David wanted to know what his Yollo was up to and, perhaps, find out who was feeding him – maybe he wants to reimburse the person for the cost of cat food!

My Conclusions

Any Use?

This is a clever idea but…I am not sure that it will tell you much more than you can already guess at. If your cat goes out and roams, you’ll be able to guess that it will be for up to about 2 miles and he’ll probably have to cross a road or roads, depending on where you are, and he’ll probably jump over or through garden fences and walls to wander around someone else’s garden because cats don’t recognise the concept of boundaries and property rights etc.

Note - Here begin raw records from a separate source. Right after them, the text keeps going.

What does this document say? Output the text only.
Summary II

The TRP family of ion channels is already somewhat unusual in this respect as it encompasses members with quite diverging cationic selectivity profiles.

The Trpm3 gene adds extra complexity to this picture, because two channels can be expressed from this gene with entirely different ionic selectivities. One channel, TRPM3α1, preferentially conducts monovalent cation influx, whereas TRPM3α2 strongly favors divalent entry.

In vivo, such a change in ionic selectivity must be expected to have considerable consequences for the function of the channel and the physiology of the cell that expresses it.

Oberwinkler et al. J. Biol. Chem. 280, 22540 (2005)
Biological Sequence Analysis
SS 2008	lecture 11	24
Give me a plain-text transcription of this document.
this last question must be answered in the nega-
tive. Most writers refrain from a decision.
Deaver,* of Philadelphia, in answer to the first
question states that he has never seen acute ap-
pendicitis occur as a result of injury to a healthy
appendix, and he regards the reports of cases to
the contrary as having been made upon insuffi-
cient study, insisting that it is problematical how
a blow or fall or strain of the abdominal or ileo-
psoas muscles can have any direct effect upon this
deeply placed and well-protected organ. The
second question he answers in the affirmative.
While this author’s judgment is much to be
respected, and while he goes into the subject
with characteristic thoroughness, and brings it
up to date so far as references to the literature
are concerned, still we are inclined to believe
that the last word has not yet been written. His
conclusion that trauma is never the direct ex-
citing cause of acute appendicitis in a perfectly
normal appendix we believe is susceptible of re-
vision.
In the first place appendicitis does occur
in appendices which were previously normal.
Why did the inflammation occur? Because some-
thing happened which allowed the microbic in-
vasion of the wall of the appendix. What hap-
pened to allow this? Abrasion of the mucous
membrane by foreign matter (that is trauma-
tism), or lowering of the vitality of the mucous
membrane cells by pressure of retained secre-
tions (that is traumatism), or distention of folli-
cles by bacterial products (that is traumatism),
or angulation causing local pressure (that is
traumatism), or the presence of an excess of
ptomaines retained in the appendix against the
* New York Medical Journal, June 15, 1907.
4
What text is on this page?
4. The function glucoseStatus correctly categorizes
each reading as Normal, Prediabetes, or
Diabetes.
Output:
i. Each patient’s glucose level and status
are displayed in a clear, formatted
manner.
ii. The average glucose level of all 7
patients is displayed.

You may be able to discover who is feeding your cat other than you. However, do you really want to meet that person? Perhaps he or she is fed up with you and you don’t even know it ;).

Protecting the Cat

The information may help to protect your cat. If a neighbour wanted to harm your cat, let’s say by poisoning him using antifreeze, it may be possible to discover where the person lives. If, for example, five cats in one area wore the device and the owners kept records of their movement you could the compare the maps. If one was poisoned there may be a convergence where the poisoned food was put down and that poison might be on or near the property of the poisoner.

I would place a little note on the collar saying:

“This cat’s movements have been tracked”.

That is likely to be a barrier to a person who wishes to harm the cat. It is also useful to put a phone number on the collar for common sense reasons.

Of course, if a nasty person gets close enough to the cat he could remove the device. However, the notice is written in the past tense so the person would then know that he has already been identified.